Sobre a análise de conteúdo é importante salientar que além da clássica
perspectiva já tradicionalmente conhecida - e aqui utilizada nos capítulos dos jornais e das
entrevistas -, gostaríamos de utilizá-la também no capítulo das observações dos jogos para
a interpretação do comportamento simbólico dos jogadores tal como CARTWRIGHT (in
Silva et al, 1986, p.103) compreende poder utilizar a análise de conteúdo.

CORPO DE ANÁLISE: A TRIANGULAÇÃO COMO MODELO

O corpo de análise foi constituído dos jornais - O Público e O Record -, os


jogos observados e as entrevistas realizadas com os especialistas ou atores. O critério
utilizado em relação aos jornais, foi a importância dos mesmos na sociedade portuguesa,
assim como a diferença existente entre os perfis dos mesmos, o que, portanto, contribui
para a comparação dos fatos ocorridos no ambiente futebolístico. Enquanto um jornal
aborda todos os aspectos da sociedade portuguesa o outro só discute e analisa os esportes,
com ênfase no futebol. Os jogos observados – em campo e pela TV – foram 115 ao longo
de quatro temporadas, 1993 – 1996, tendo sido elaborada uma grelha de observação, assim
como categorias para classificar melhor os fatos que aconteciam dentro de campo,
principalmente no que diz respeito à dinâmica das arbitragens. As entrevistas foram
realizadas com 12 especialistas do ambiente futebolístico, sendo os mesmos escolhidos
pela representatividade que tinham no ambiente futebolístico português.

SISTEMAS DE CATEGORIAS

A metodologia utilizada levou-nos a elaborar um sistema de categorias para


a identificação e análise das manifestações de violência no capítulo que utilizamos os
jornais como fonte de dados, entretanto, esse sistema de categorias, é base para orientar o
trabalho como um todo, mesmo que, nos outros capítulos a forma de salientar essas
manifestações de violência, esteja ligada à especificidade do capítulo em si.

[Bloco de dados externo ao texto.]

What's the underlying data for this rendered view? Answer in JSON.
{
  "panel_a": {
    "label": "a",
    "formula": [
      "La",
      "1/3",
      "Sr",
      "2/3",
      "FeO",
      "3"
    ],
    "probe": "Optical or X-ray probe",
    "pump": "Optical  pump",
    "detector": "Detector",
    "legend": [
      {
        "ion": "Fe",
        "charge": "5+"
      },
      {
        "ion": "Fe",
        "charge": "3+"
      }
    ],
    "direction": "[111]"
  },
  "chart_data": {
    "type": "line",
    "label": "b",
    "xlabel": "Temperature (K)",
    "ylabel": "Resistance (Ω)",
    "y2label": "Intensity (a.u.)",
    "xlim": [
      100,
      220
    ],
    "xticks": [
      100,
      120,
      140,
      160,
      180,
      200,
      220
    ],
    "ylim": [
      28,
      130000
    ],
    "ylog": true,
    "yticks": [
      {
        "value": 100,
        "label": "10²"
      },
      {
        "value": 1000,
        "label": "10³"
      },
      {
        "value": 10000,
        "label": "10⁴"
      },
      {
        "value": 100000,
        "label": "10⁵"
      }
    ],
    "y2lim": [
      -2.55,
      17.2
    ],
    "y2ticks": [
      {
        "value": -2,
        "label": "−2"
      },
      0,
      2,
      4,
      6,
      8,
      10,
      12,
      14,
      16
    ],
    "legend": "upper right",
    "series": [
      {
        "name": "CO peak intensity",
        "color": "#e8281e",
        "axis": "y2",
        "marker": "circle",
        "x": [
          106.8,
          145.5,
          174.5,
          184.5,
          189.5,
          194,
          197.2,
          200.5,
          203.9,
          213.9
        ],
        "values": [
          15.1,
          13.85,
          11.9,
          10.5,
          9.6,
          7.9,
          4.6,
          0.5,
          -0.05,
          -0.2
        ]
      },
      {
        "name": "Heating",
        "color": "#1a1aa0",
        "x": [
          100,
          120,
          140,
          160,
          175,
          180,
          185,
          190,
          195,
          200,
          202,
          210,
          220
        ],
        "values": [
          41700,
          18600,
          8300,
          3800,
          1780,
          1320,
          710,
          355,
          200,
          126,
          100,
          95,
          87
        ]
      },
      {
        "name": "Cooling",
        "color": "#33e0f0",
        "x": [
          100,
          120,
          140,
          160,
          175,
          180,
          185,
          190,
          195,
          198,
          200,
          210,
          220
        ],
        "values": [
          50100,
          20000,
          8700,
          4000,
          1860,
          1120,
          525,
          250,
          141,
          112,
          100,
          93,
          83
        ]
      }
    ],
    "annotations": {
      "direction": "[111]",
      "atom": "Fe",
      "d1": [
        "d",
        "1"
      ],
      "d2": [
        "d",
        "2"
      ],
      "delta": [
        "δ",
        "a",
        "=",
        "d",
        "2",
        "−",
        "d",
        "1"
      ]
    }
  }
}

Agressão Física Fraude Ofensa


Ameaça Furto/ roubo Suborno
Coação Indução Vandalismo

Além do sistema de categorias estabelecemos três dimensões de expressão


da violência.

VIOLÊNCIA EXPRESSIVA que seria a violência praticada por aqueles


que escolhem o futebol, como espaço de expressão de uma violência na qual, o prazer
obtido nesses atos tem um componente predominante.
VIOLÊNCIA REATIVA que seria a violência praticada por aqueles que
em função de uma série de circunstâncias ligadas á dinâmica do jogo, praticam esses atos
como uma forma de reação a uma sensação de injustiça ou incapacidade de mudar o estado
da situação na qual estão envolvidos.
VIOLÊNCIA INSTRUMENTAL que seria praticada predominantemente
com a finalidade de atingir um objetivo, percebido como fundamental para o sucesso
individual da equipe ou de ambos.

Iniciamos a apresentação dos resultados pela descrição e análise dos jornais.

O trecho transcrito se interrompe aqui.